Parker Tyler | |
---|---|
Born | New Orleans, Louisiana, U.S. | March 6, 1904
Died | July 24, 1974 New York City, New York, U.S. | (aged 70)
Occupation(s) | Author, poet, film critic |
Known for | Screening the Sexes |
Notable work | The Young and Evil |
Partner | Charles Boultenhouse (1945–1974) |
Harrison Parker Tyler (March 6, 1904 – July 24, 1974), was an American author, poet, and film critic. Tyler had a relationship with underground filmmaker Charles Boultenhouse (1926–1994) from 1945 until his death. Their papers are held by the New York Public Library.[1]
He often wrote for the View, the Kenyon Review, Partisan Review, Evergreen Review, and the cineaste magazines Film Culture, and Film Quarterly. Some of his books are collections of his magazine work.

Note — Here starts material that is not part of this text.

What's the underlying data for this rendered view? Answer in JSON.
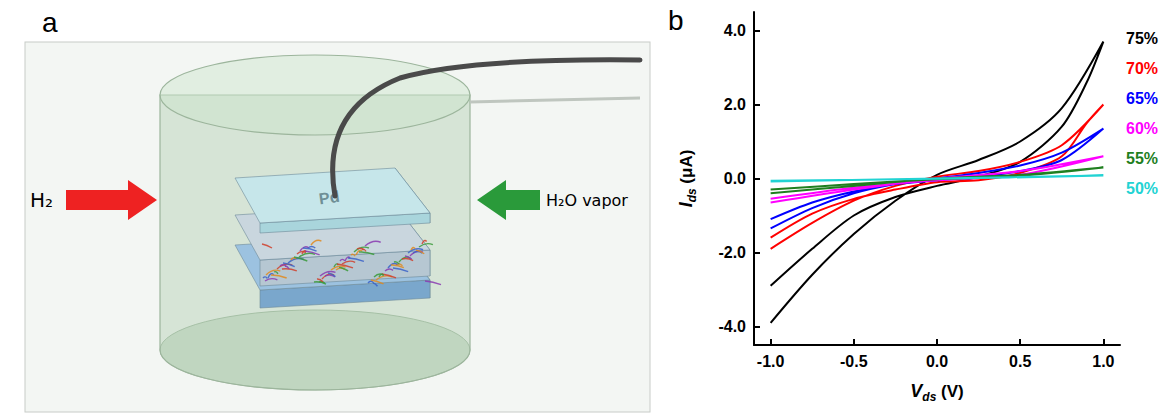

He received a Longview Award for Poetry in 1958.[citation needed] He wrote a biography about modernist painter Florine Stettheimer.[2]

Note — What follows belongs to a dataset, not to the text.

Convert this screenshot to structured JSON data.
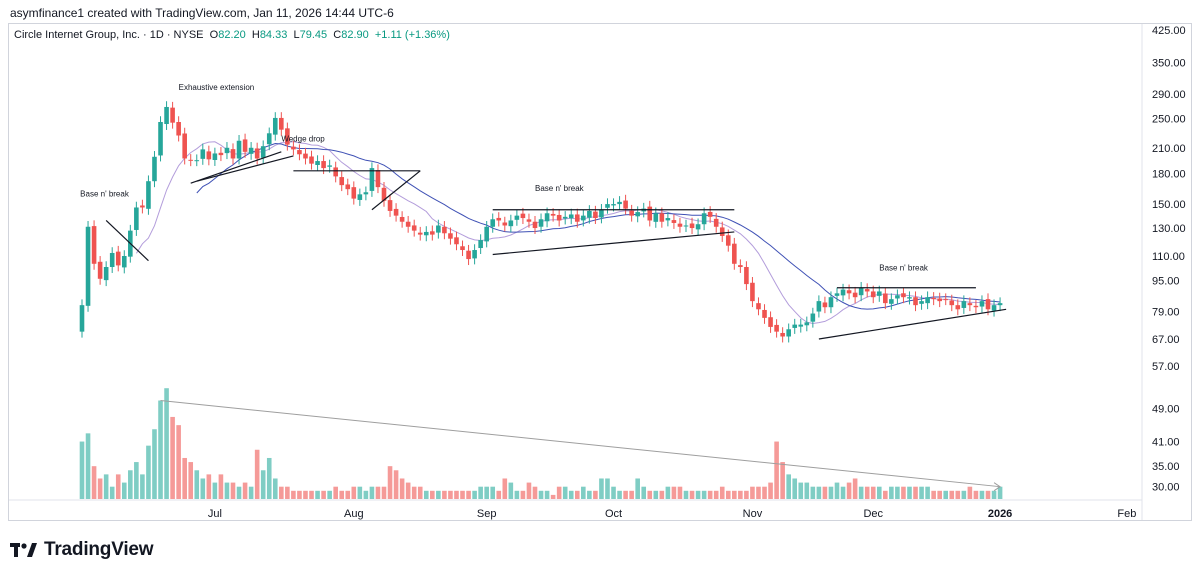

Tyler was mentioned several times in the novel Myra Breckinridge (1968) by Gore Vidal, bringing renewed attention to Tyler's film criticism.[3] This led Vidal to claim that "I've done for [Tyler] what Edward Albee did for Virginia Woolf" after The Hollywood Hallucination and Magic and Myth of the Movies were republished in 1970.[3]
Black Sparrow Press published his poetry, including a complete and corrected text of The Granite Butterfly, first published with Bern Porter, Berkeley, Calif., 1945, as The Will of Eros: Selected Poems 1930-1970 (1972).
Tyler died in New York City, where he lived, on July 24, 1974, at the age of 70.[4]